Qualitative and quantitative molecular analysis techniques were used to determine associations between differences in methanogenic microbial communities and the efficiency of batch anaerobic digesters. Two bioreactors were initially seeded with anaerobic sludge originating from a local municipal wastewater treatment plant and then supplemented with swine wastewater. Differences were observed in the total amount of methane produced in the two bioreactors (7.9L/L, and 4.5L/L, respectively). To explain these differences, efforts were taken to characterize the microbial populations present using a PCR-based DGGE analysis with methanogenic primer and probe sets. The groups Methanomicrobiales (MMB), Methanobacteriales (MBT), and Methanosarcinales (MSL) were detected, but Methanococcales (MCC) was not detected. Following this qualitative assay, real-time PCR was used to investigate quantitative differences in the populations of these methanogenic orders. MMB was found to be the dominant order present and its abundance patterns were different in the two digesters. The population profiles of the other methanogenic groups also differed. Through redundancy analysis, correlations between the concentrations of the different microbes and chemical properties such as volatile fatty acids were calculated. Correlations between MBT and MSL populations and chemical properties were found to be consistent in both digesters, however, differences were observed in the correlations between MMB and propionate. These results suggest that interactions between populations of MMB and other methanogens affected the final methane yield, despite MMB remaining the dominant group overall. The exact details of why changes in the MMB community caused different profiles of methane production could not be ascertained. However, this research provides evidence that microbial behavior is important for regulating the performance of anaerobic processes.

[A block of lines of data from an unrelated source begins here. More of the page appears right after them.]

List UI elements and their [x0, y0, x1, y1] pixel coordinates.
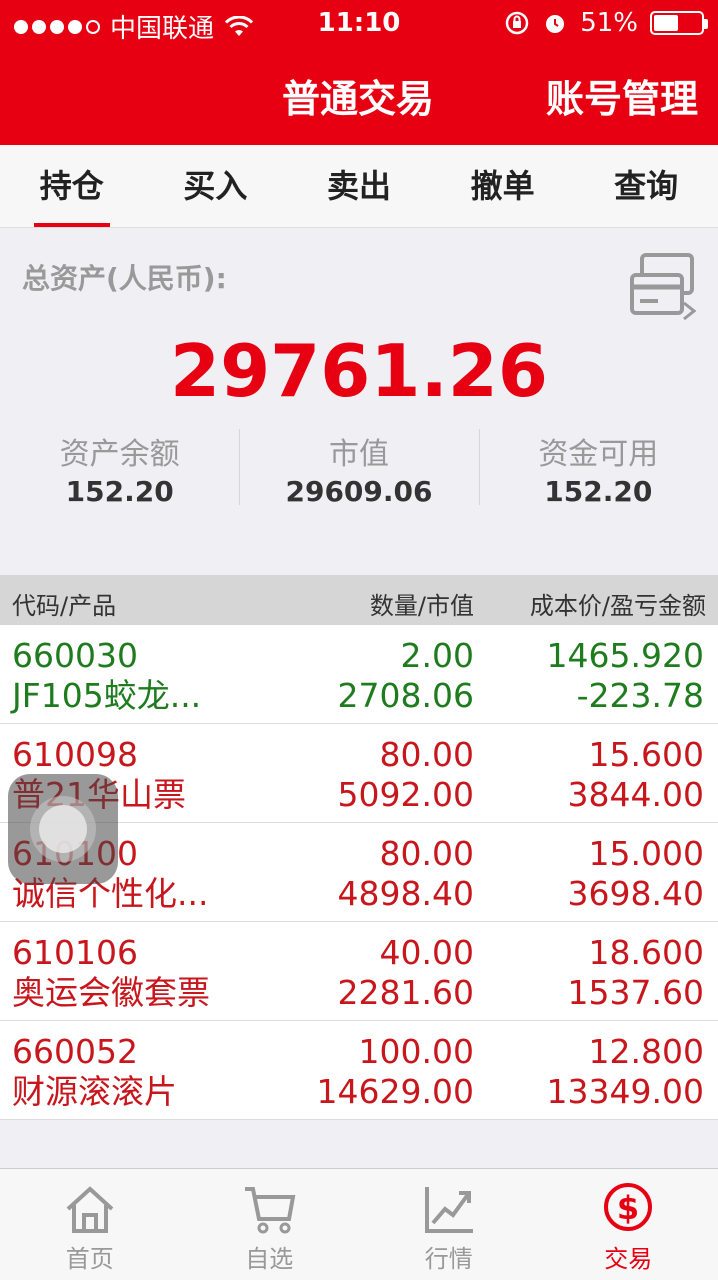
cart-icon: [245, 1187, 296, 1234]
battery-icon: [650, 11, 708, 35]
cost-price: 15.000: [588, 834, 704, 873]
nav-market[interactable]: 行情: [359, 1169, 539, 1280]
market-value: 5092.00: [337, 775, 474, 814]
tab-holdings[interactable]: 持仓: [0, 145, 144, 227]
profit-loss: 3844.00: [567, 775, 704, 814]
stat-label: 市值: [328, 437, 389, 472]
product-code: 610106: [12, 933, 138, 972]
quantity: 100.00: [358, 1032, 474, 1071]
column-header-quantity: 数量/市值: [369, 592, 474, 620]
nav-trade[interactable]: $ 交易: [539, 1169, 718, 1280]
profit-loss: -223.78: [576, 676, 704, 715]
trade-tabs: 持仓 买入 卖出 撤单 查询: [0, 145, 718, 228]
product-name: 奥运会徽套票: [12, 973, 210, 1012]
svg-text:$: $: [617, 1189, 639, 1227]
stat-value: 152.20: [544, 475, 653, 508]
product-code: 660030: [12, 636, 138, 675]
assistive-touch-button[interactable]: [8, 774, 118, 884]
asset-summary: 总资产(人民币): 29761.26 资产余额 152.20 市值 29609.…: [0, 229, 718, 574]
profit-loss: 3698.40: [567, 874, 704, 913]
nav-label: 自选: [245, 1245, 294, 1273]
cost-price: 15.600: [588, 735, 704, 774]
quantity: 80.00: [379, 834, 474, 873]
total-assets-label: 总资产(人民币):: [22, 262, 227, 295]
alarm-icon: [546, 15, 565, 33]
market-value: 4898.40: [337, 874, 474, 913]
total-assets-value: 29761.26: [169, 329, 549, 413]
cost-price: 18.600: [588, 933, 704, 972]
tab-query[interactable]: 查询: [574, 145, 718, 227]
app-header: 中国联通 11:10 51% 普通交易 账号管理: [0, 0, 718, 145]
holding-row[interactable]: 660030 JF105蛟龙... 2.00 2708.06 1465.920 -22…: [0, 625, 718, 724]
stat-available-funds: 资金可用 152.20: [478, 429, 718, 509]
stat-label: 资产余额: [59, 437, 180, 472]
chart-icon: [424, 1187, 473, 1233]
stat-value: 152.20: [65, 475, 174, 508]
market-value: 2281.60: [337, 973, 474, 1012]
product-code: 660052: [12, 1032, 138, 1071]
cost-price: 12.800: [588, 1032, 704, 1071]
tab-sell[interactable]: 卖出: [287, 145, 431, 227]
product-code: 610098: [12, 735, 138, 774]
nav-label: 行情: [424, 1245, 473, 1273]
tab-buy[interactable]: 买入: [144, 145, 288, 227]
product-name: 财源滚滚片: [12, 1072, 177, 1111]
stat-market-value: 市值 29609.06: [239, 429, 478, 509]
column-header-code: 代码/产品: [12, 592, 117, 620]
nav-watchlist[interactable]: 自选: [180, 1169, 360, 1280]
market-value: 14629.00: [316, 1072, 474, 1111]
holdings-table-header: 代码/产品 数量/市值 成本价/盈亏金额: [0, 575, 718, 625]
stat-balance: 资产余额 152.20: [0, 429, 239, 509]
holding-row[interactable]: 610106 奥运会徽套票 40.00 2281.60 18.600 1537.60: [0, 922, 718, 1021]
quantity: 80.00: [379, 735, 474, 774]
rotation-lock-icon: [505, 11, 529, 35]
stat-label: 资金可用: [538, 437, 659, 472]
bank-transfer-icon[interactable]: [628, 251, 696, 321]
stat-value: 29609.06: [285, 475, 433, 508]
market-value: 2708.06: [337, 676, 474, 715]
nav-label: 首页: [65, 1245, 114, 1273]
column-header-cost: 成本价/盈亏金额: [529, 592, 706, 620]
status-bar: 中国联通 11:10 51%: [0, 0, 718, 48]
cost-price: 1465.920: [546, 636, 704, 675]
profit-loss: 13349.00: [546, 1072, 704, 1111]
quantity: 40.00: [379, 933, 474, 972]
profit-loss: 1537.60: [567, 973, 704, 1012]
product-name: JF105蛟龙...: [12, 676, 202, 715]
nav-home[interactable]: 首页: [0, 1169, 180, 1280]
holding-row[interactable]: 660052 财源滚滚片 100.00 14629.00 12.800 13349.0…: [0, 1021, 718, 1120]
home-icon: [66, 1186, 114, 1233]
battery-percent: 51%: [580, 8, 638, 38]
tab-cancel-order[interactable]: 撤单: [431, 145, 575, 227]
quantity: 2.00: [400, 636, 474, 675]
bottom-tab-bar: 首页 自选 行情 $ 交易: [0, 1168, 718, 1280]
account-management-button[interactable]: 账号管理: [546, 68, 698, 123]
dollar-icon: $: [604, 1183, 653, 1231]
nav-label: 交易: [604, 1245, 653, 1273]
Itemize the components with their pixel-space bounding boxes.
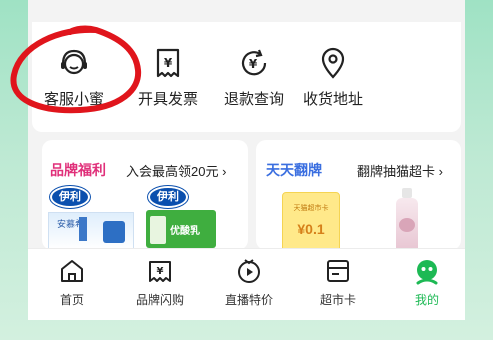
profile-icon <box>416 260 438 285</box>
flash-sale-icon: ¥ <box>149 261 171 282</box>
app-screen: 客服小蜜 ¥ 开具发票 ¥ 退款查询 收货地址 品牌福利 入会最高领20元 › … <box>28 0 465 320</box>
yili-logo-text-2: 伊利 <box>157 191 179 203</box>
location-icon <box>321 47 345 79</box>
live-icon <box>238 259 260 283</box>
refund-query-label: 退款查询 <box>223 91 284 108</box>
tab-brand-flash-label: 品牌闪购 <box>135 293 184 307</box>
yili-logo-2: 伊利 <box>148 186 188 208</box>
tab-profile[interactable]: 我的 <box>387 257 465 308</box>
daily-flip-title: 天天翻牌 <box>266 162 322 178</box>
customer-service-icon <box>61 49 87 75</box>
invoice-button[interactable]: ¥ 开具发票 <box>128 46 208 109</box>
yousuanru-box: 优酸乳 <box>146 210 216 248</box>
bottle-cap <box>402 188 412 198</box>
tab-supermarket-card[interactable]: 超市卡 <box>298 257 378 308</box>
brand-welfare-card[interactable]: 品牌福利 入会最高领20元 › 伊利 安慕希 伊利 优酸乳 <box>42 140 248 250</box>
customer-service-button[interactable]: 客服小蜜 <box>34 46 114 109</box>
tab-profile-label: 我的 <box>414 293 439 307</box>
product-image-yousuanru[interactable]: 伊利 优酸乳 <box>146 186 232 248</box>
address-label: 收货地址 <box>302 91 363 108</box>
tab-live-label: 直播特价 <box>224 293 273 307</box>
bottle-body <box>396 198 418 250</box>
bottom-tab-bar: 首页 ¥ 品牌闪购 直播特价 超市卡 我的 <box>28 248 465 320</box>
tab-supermarket-card-label: 超市卡 <box>319 293 356 307</box>
tab-home[interactable]: 首页 <box>32 257 112 308</box>
refund-query-button[interactable]: ¥ 退款查询 <box>214 46 294 109</box>
supermarket-card-label: 天猫超市卡 <box>293 205 329 212</box>
invoice-icon: ¥ <box>156 48 180 78</box>
bottle-flower <box>399 218 415 232</box>
address-button[interactable]: 收货地址 <box>293 46 373 109</box>
services-card: 客服小蜜 ¥ 开具发票 ¥ 退款查询 收货地址 <box>32 22 461 132</box>
tab-brand-flash[interactable]: ¥ 品牌闪购 <box>120 257 200 308</box>
refund-icon: ¥ <box>241 49 267 76</box>
brand-welfare-title: 品牌福利 <box>50 162 106 178</box>
anmuxi-box: 安慕希 <box>48 212 134 250</box>
card-icon <box>327 260 349 282</box>
customer-service-label: 客服小蜜 <box>43 91 104 108</box>
tab-home-label: 首页 <box>59 293 84 307</box>
tab-live[interactable]: 直播特价 <box>209 257 289 308</box>
bottle-shape <box>79 217 87 241</box>
invoice-label: 开具发票 <box>137 91 198 108</box>
supermarket-card-image[interactable]: 天猫超市卡 ¥0.1 <box>282 192 340 252</box>
home-icon <box>61 260 83 282</box>
supermarket-card-value: ¥0.1 <box>297 221 325 237</box>
brand-welfare-subtitle[interactable]: 入会最高领20元 › <box>126 161 226 180</box>
svg-text:¥: ¥ <box>157 266 164 277</box>
daily-flip-card[interactable]: 天天翻牌 翻牌抽猫超卡 › 天猫超市卡 ¥0.1 <box>256 140 461 252</box>
daily-flip-subtitle[interactable]: 翻牌抽猫超卡 › <box>357 161 443 180</box>
svg-text:¥: ¥ <box>164 56 173 70</box>
yili-logo: 伊利 <box>50 186 90 208</box>
yousuanru-text: 优酸乳 <box>170 226 200 237</box>
box-shape <box>103 221 125 243</box>
drink-carton <box>150 216 166 244</box>
yili-logo-text: 伊利 <box>59 191 81 203</box>
shower-gel-product-image[interactable] <box>396 188 418 250</box>
svg-text:¥: ¥ <box>249 57 258 71</box>
product-image-anmuxi[interactable]: 伊利 安慕希 <box>48 186 134 250</box>
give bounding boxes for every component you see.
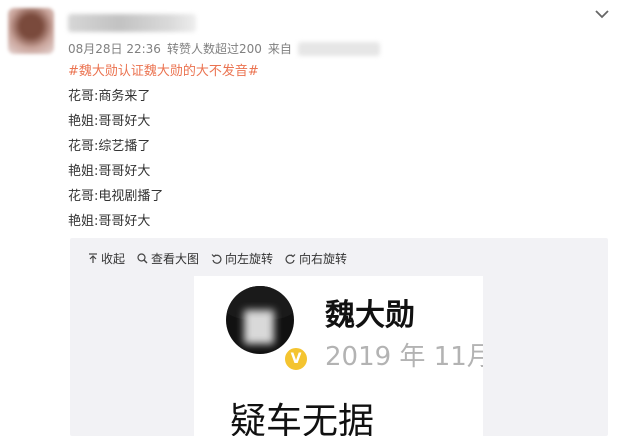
repost-count: 转赞人数超过200 — [166, 42, 262, 56]
post-header: 08月28日 22:36 转赞人数超过200 来自 — [0, 0, 622, 60]
view-large-button[interactable]: 查看大图 — [137, 250, 199, 267]
post-line: 艳姐:哥哥好大 — [68, 164, 151, 179]
username-redacted[interactable] — [68, 14, 196, 32]
post-line: 花哥:综艺播了 — [68, 139, 151, 154]
embedded-avatar — [226, 286, 294, 354]
collapse-label: 收起 — [101, 252, 126, 266]
post-date[interactable]: 08月28日 22:36 — [68, 40, 161, 57]
embedded-caption: 疑车无据 — [230, 401, 375, 436]
rotate-left-icon — [211, 253, 222, 264]
media-viewer: 收起 查看大图 向左旋转 向右旋转 V 魏大勋 2019 年 11月 疑车无据 — [70, 238, 608, 436]
collapse-button[interactable]: 收起 — [88, 250, 125, 267]
post-body: #魏大勋认证魏大勋的大不发音# 花哥:商务来了 艳姐:哥哥好大 花哥:综艺播了 … — [68, 64, 608, 230]
source-redacted — [297, 41, 380, 56]
media-toolbar: 收起 查看大图 向左旋转 向右旋转 — [88, 250, 347, 267]
post-line: 艳姐:哥哥好大 — [68, 114, 151, 129]
embedded-screenshot[interactable]: V 魏大勋 2019 年 11月 疑车无据 — [194, 276, 483, 436]
search-icon — [137, 253, 148, 264]
source-prefix: 来自 — [267, 42, 292, 56]
avatar[interactable] — [8, 8, 54, 54]
rotate-left-button[interactable]: 向左旋转 — [211, 250, 273, 267]
chevron-down-icon[interactable] — [594, 6, 610, 22]
view-large-label: 查看大图 — [151, 252, 200, 266]
verified-badge-icon: V — [283, 346, 309, 372]
rotate-right-icon — [285, 253, 296, 264]
post-meta: 08月28日 22:36 转赞人数超过200 来自 — [68, 40, 380, 57]
rotate-right-button[interactable]: 向右旋转 — [285, 250, 347, 267]
collapse-icon — [88, 253, 98, 264]
rotate-left-label: 向左旋转 — [225, 252, 274, 266]
embedded-username: 魏大勋 — [325, 298, 415, 333]
post-line: 花哥:商务来了 — [68, 89, 151, 104]
rotate-right-label: 向右旋转 — [299, 252, 348, 266]
hashtag-link[interactable]: #魏大勋认证魏大勋的大不发音# — [68, 64, 608, 80]
embedded-date: 2019 年 11月 — [325, 342, 483, 372]
post-line: 艳姐:哥哥好大 — [68, 214, 151, 229]
post-line: 花哥:电视剧播了 — [68, 189, 164, 204]
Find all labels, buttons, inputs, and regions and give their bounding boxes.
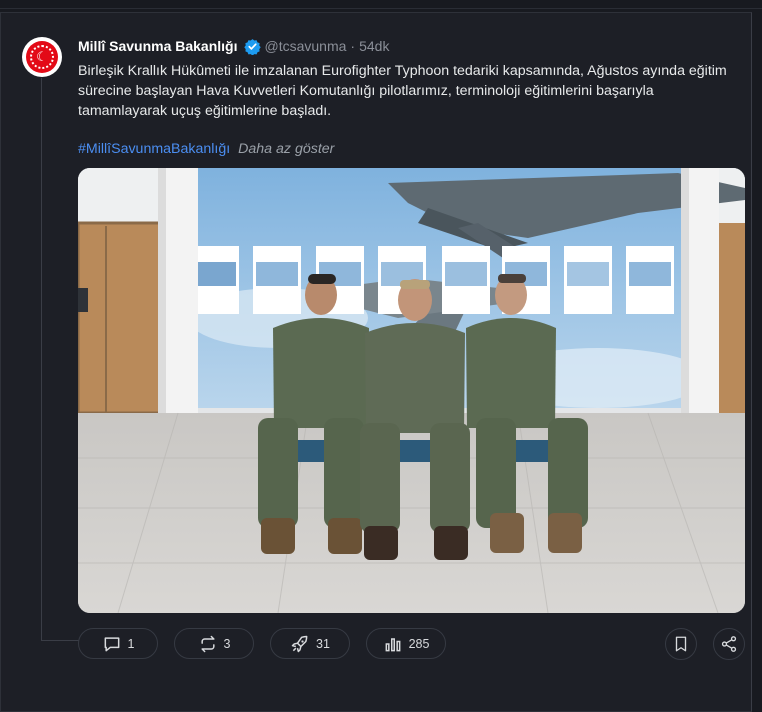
header-separator: · bbox=[350, 38, 356, 54]
author-handle[interactable]: @tcsavunma bbox=[265, 38, 347, 54]
repost-button[interactable]: 3 bbox=[174, 628, 254, 659]
reply-button[interactable]: 1 bbox=[78, 628, 158, 659]
views-icon bbox=[385, 637, 400, 651]
bookmark-icon bbox=[675, 636, 687, 652]
views-button[interactable]: 285 bbox=[366, 628, 446, 659]
top-divider bbox=[0, 8, 762, 9]
repost-count: 3 bbox=[223, 636, 231, 651]
show-less-link[interactable]: Daha az göster bbox=[238, 141, 334, 157]
ministry-seal-icon: ☾ bbox=[26, 41, 58, 73]
bookmark-button[interactable] bbox=[665, 628, 697, 660]
action-bar: 1 3 31 285 bbox=[78, 628, 745, 661]
author-name[interactable]: Millî Savunma Bakanlığı bbox=[78, 38, 238, 54]
pilots-photo-image bbox=[78, 168, 745, 613]
views-count: 285 bbox=[408, 636, 430, 651]
hashtag-line: #MillîSavunmaBakanlığı Daha az göster bbox=[78, 141, 334, 157]
boost-button[interactable]: 31 bbox=[270, 628, 350, 659]
hashtag-link[interactable]: #MillîSavunmaBakanlığı bbox=[78, 141, 230, 157]
thread-line bbox=[41, 78, 42, 641]
repost-icon bbox=[200, 635, 215, 652]
boost-count: 31 bbox=[316, 636, 330, 651]
author-avatar[interactable]: ☾ bbox=[22, 37, 62, 77]
rocket-icon bbox=[291, 635, 308, 652]
post-text: Birleşik Krallık Hükûmeti ile imzalanan … bbox=[78, 63, 727, 119]
post-photo[interactable] bbox=[78, 168, 745, 613]
reply-count: 1 bbox=[127, 636, 135, 651]
share-button[interactable] bbox=[713, 628, 745, 660]
thread-line-hook bbox=[41, 640, 81, 641]
verified-badge-icon bbox=[243, 38, 261, 55]
post-header: Millî Savunma Bakanlığı @tcsavunma · 54d… bbox=[78, 37, 389, 55]
reply-icon bbox=[104, 636, 119, 651]
post-timestamp[interactable]: 54dk bbox=[359, 38, 389, 54]
share-icon bbox=[721, 636, 737, 652]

Effects of prolonged starvation on methanogenic population dynamics in anaerobic digestion of swine wastewater

This study investigated the relationship between the processes and microbial populations induced by long-term starvation. To demonstrate the effects of starvation, a laboratory-scale anaerobic reactor was operated in three phases (first reaction, starvation, second reaction) for 316 days. During the first reaction, the chemical oxygen demand (COD) concentration decreased by about 70% of the input swine wastewater and 64L of methane gas was produced; during the second reaction, there was a 63% COD reduction and 36L of methane was produced. The methanogenic diversity, qualitatively monitored with denaturing gradient gel electrophoresis using archaeal 16S rRNA gene primers, was not different between two reactions. However, DNA copy numbers of Methanosarcinales, quantitatively monitored with quantitative real-time polymerase chain reaction using order-level 16S rRNA gene primers, showed the changed results. Cell numbers of Methanosarcinales and methanogenic activity were important factors determining the different efficiencies of the process.

Use of order-specific primers to investigate the methanogenic diversity in acetate enrichment system

The applicability of order-specific primers in minimizing the possible underestimation of microbial diversity was evaluated via denaturing gradient gel electrophoresis (DGGE) analysis of a lab-scale anaerobic digester. Initially, a population analysis with real-time quantitative PCR demonstrated the existence of three methanogenic orders—Methanobacteriales, Methanomicrobiales, and Methanosarcinales—throughout the reaction period. DGGE analyses with three pairs of order-specific primers yielded eight operational taxonomic units (OTUs), whereas DGGE analysis with two independent Archaea-specific primers identified only five. Moreover, the order-specific primers amplified at least one OTU affiliated with each order, whereas no members of Methanobacteriales or Methanomicrobiales were identified with Archaea-specific primers in most samples. These findings provide evidence that order-specific analysis can detect the diversity of methanogens in greater detail than conventional Archaea-specific analysis.